On a cold winter night on January 15, 1943, the first group of Young Guardsmen, including Tretyakevich, was taken to the ruined mine for execution. When they were put on the edge of the pit, Victor grabbed the deputy chief of police by the neck and tried to drag him along with him to a depth of 50 meters. The frightened executioner turned pale with fear and almost did not resist, and only the gendarme arrived in time, hitting Tretyakevich on the head with a pistol, saved the policeman from death.

On January 16, the second group of underground workers was shot, on the 31st - the third. One of this group managed to escape from the place of execution. It was Anatoly Kovalev, who later went missing.

Four remained in prison. They were taken to the city of Rovenki in the Krasnodon region and shot on February 9 along with Oleg Koshev, who was there.

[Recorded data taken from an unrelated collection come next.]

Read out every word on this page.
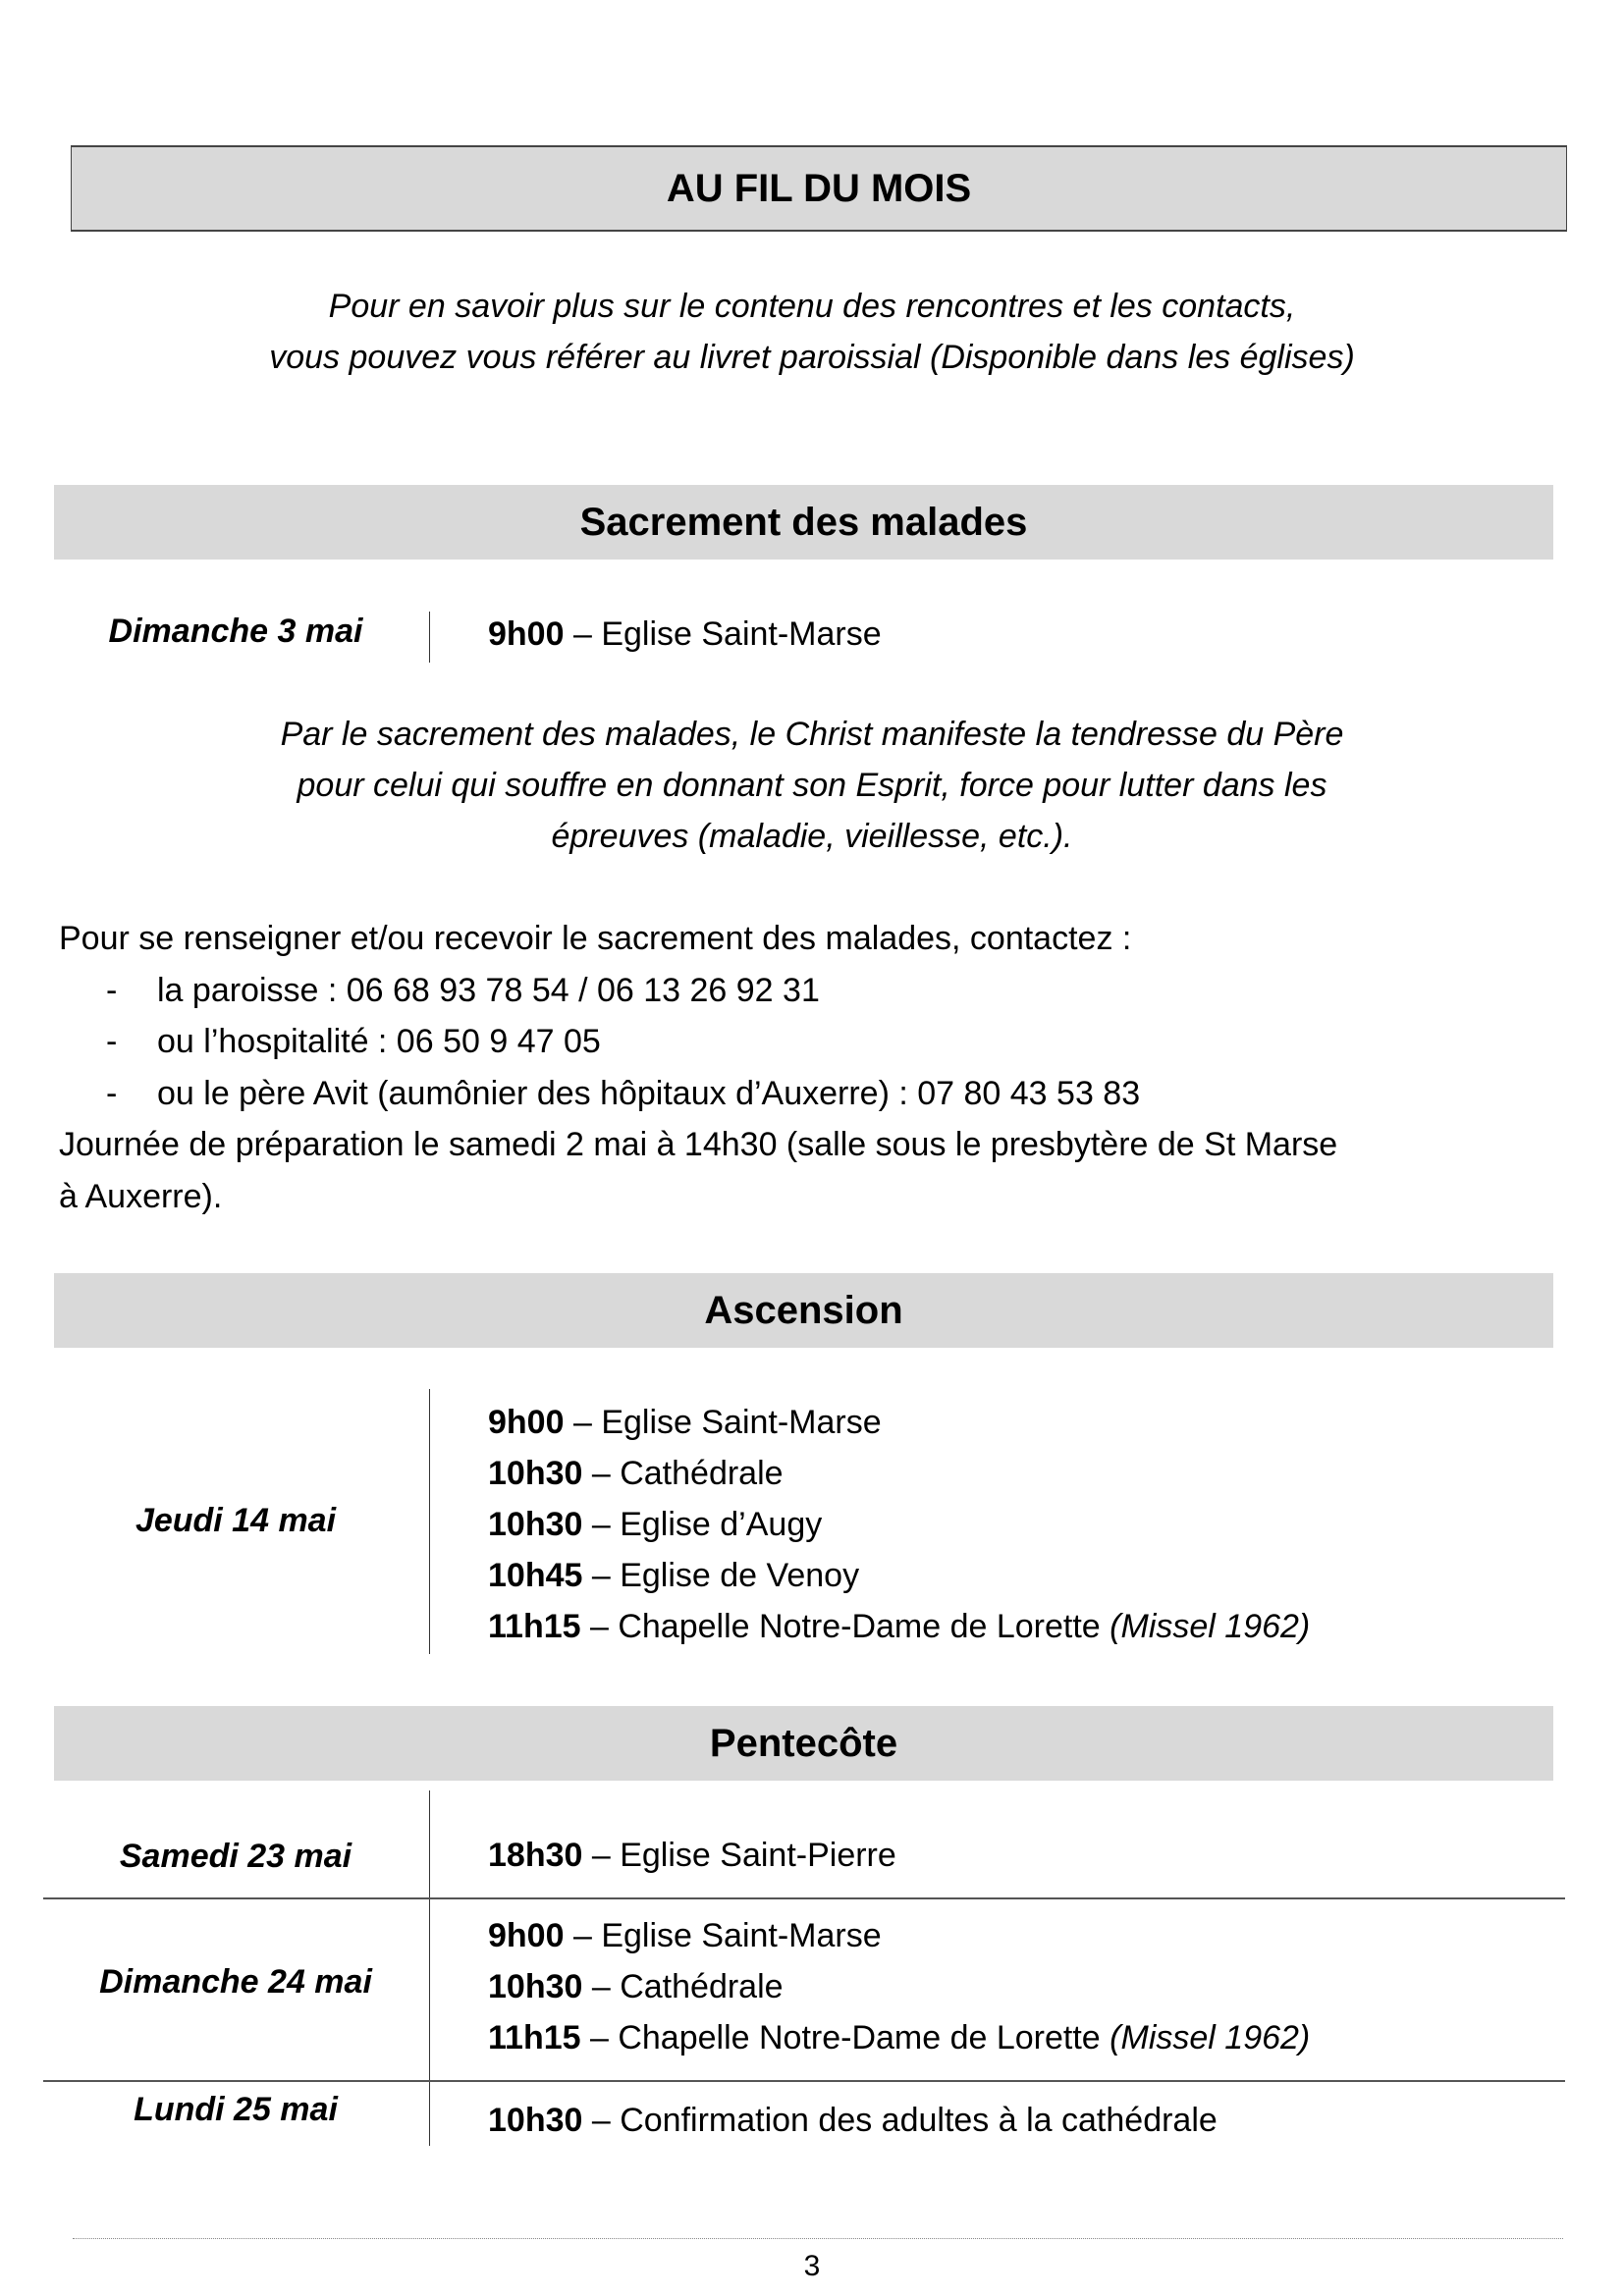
AU FIL DU MOIS
Pour en savoir plus sur le contenu des rencontres et les contacts,
vous pouvez vous référer au livret paroissial (Disponible dans les églises)
Sacrement des malades
Dimanche 3 mai	9h00 – Eglise Saint-Marse
Par le sacrement des malades, le Christ manifeste la tendresse du Père
pour celui qui souffre en donnant son Esprit, force pour lutter dans les
épreuves (maladie, vieillesse, etc.).
Pour se renseigner et/ou recevoir le sacrement des malades, contactez :
-	la paroisse : 06 68 93 78 54 / 06 13 26 92 31
-	ou l’hospitalité : 06 50 9 47 05
-	ou le père Avit (aumônier des hôpitaux d’Auxerre) : 07 80 43 53 83
Journée de préparation le samedi 2 mai à 14h30 (salle sous le presbytère de St Marse
à Auxerre).
Ascension
Jeudi 14 mai
9h00 – Eglise Saint-Marse
10h30 – Cathédrale
10h30 – Eglise d’Augy
10h45 – Eglise de Venoy
11h15 – Chapelle Notre-Dame de Lorette (Missel 1962)
Pentecôte
Samedi 23 mai	18h30 – Eglise Saint-Pierre
Dimanche 24 mai
9h00 – Eglise Saint-Marse
10h30 – Cathédrale
11h15 – Chapelle Notre-Dame de Lorette (Missel 1962)
Lundi 25 mai	10h30 – Confirmation des adultes à la cathédrale
3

On February 14, Soviet troops entered Krasnodon. February 17 became a day of mourning, full of weeping and lamentations. From a deep, dark pit, the bodies of tortured young men and women were taken out with a bucket. It was difficult to recognize them; some of the children were identified by their parents only by their clothes.

A wooden obelisk was placed on the mass grave with the names of the dead and with the words:

And drops of your hot blood,
Like sparks flare up in the darkness of life
And many brave hearts will be lit!


The name of Viktor Tretyakevich was not on the obelisk! And his mother, Anna Iosifovna, never took off her black dress again and tried to go to the grave later so as not to meet anyone there. She, of course, did not believe in her son's betrayal, just as most of her fellow countrymen did not, but the conclusions of the commission of the Central Committee of the All-Union Leninist Young Communist League under the leadership of Toritsin and the subsequently remarkable novel by Fadeev, which was published in artistic terms, had an impact on the minds and hearts of millions of people. One can only regret that Fadeev's novel The Young Guard did not turn out to be equally remarkable in respecting historical truth.

The investigating authorities also accepted the version of Tretyakevich's betrayal, and even when the true traitor Pocheptsov, who was subsequently arrested, confessed to everything, the charge was not removed from Viktor. And since, according to party leaders, a traitor cannot be a commissar, Oleg Koshevoy was elevated to this rank, whose signature was on the December Komsomol tickets - “Commissar of the Molot partisan detachment Kashuk.”

After 16 years, one of the most ferocious executioners who tortured the Young Guards, Vasily Podtynny, was arrested. During the investigation, he stated: Tretyakevich was slandered, but he, despite severe torture and beatings, did not betray anyone.

So almost 17 years later, the truth triumphed. By decree of December 13, 1960, the Presidium of the Supreme Soviet of the USSR rehabilitated Viktor Tretyakevich and awarded him the Order of the Patriotic War, I degree (posthumously). His name began to be included in all official documents, along with the names of other heroes of the Young Guard.

Anna Iosifovna, Victor's mother, who never took off her mourning black clothes, stood in front of the presidium of the solemn meeting in Voroshilovgrad when she was presented with her son's posthumous award. The crowded hall, standing up, applauded her, but it seemed that what was happening no longer pleased her. Maybe because her mother always knew that her son was an honest man... Anna Iosifovna turned to her friend who rewarded her with only one request: not to show the film "Young Guard" in the city these days.

So, the stigma of a traitor was removed from Viktor Tretyakevich, but he was never restored to the rank of commissar and the title of Hero of the Soviet Union, which was awarded to the rest of the dead members of the Young Guard headquarters, was not awarded.

Finishing this short story about the heroic and tragic days of the Krasnodon people, I would like to say that the heroism and tragedy of the Young Guard are probably still far from being revealed. But this is our history, and we have no right to forget it.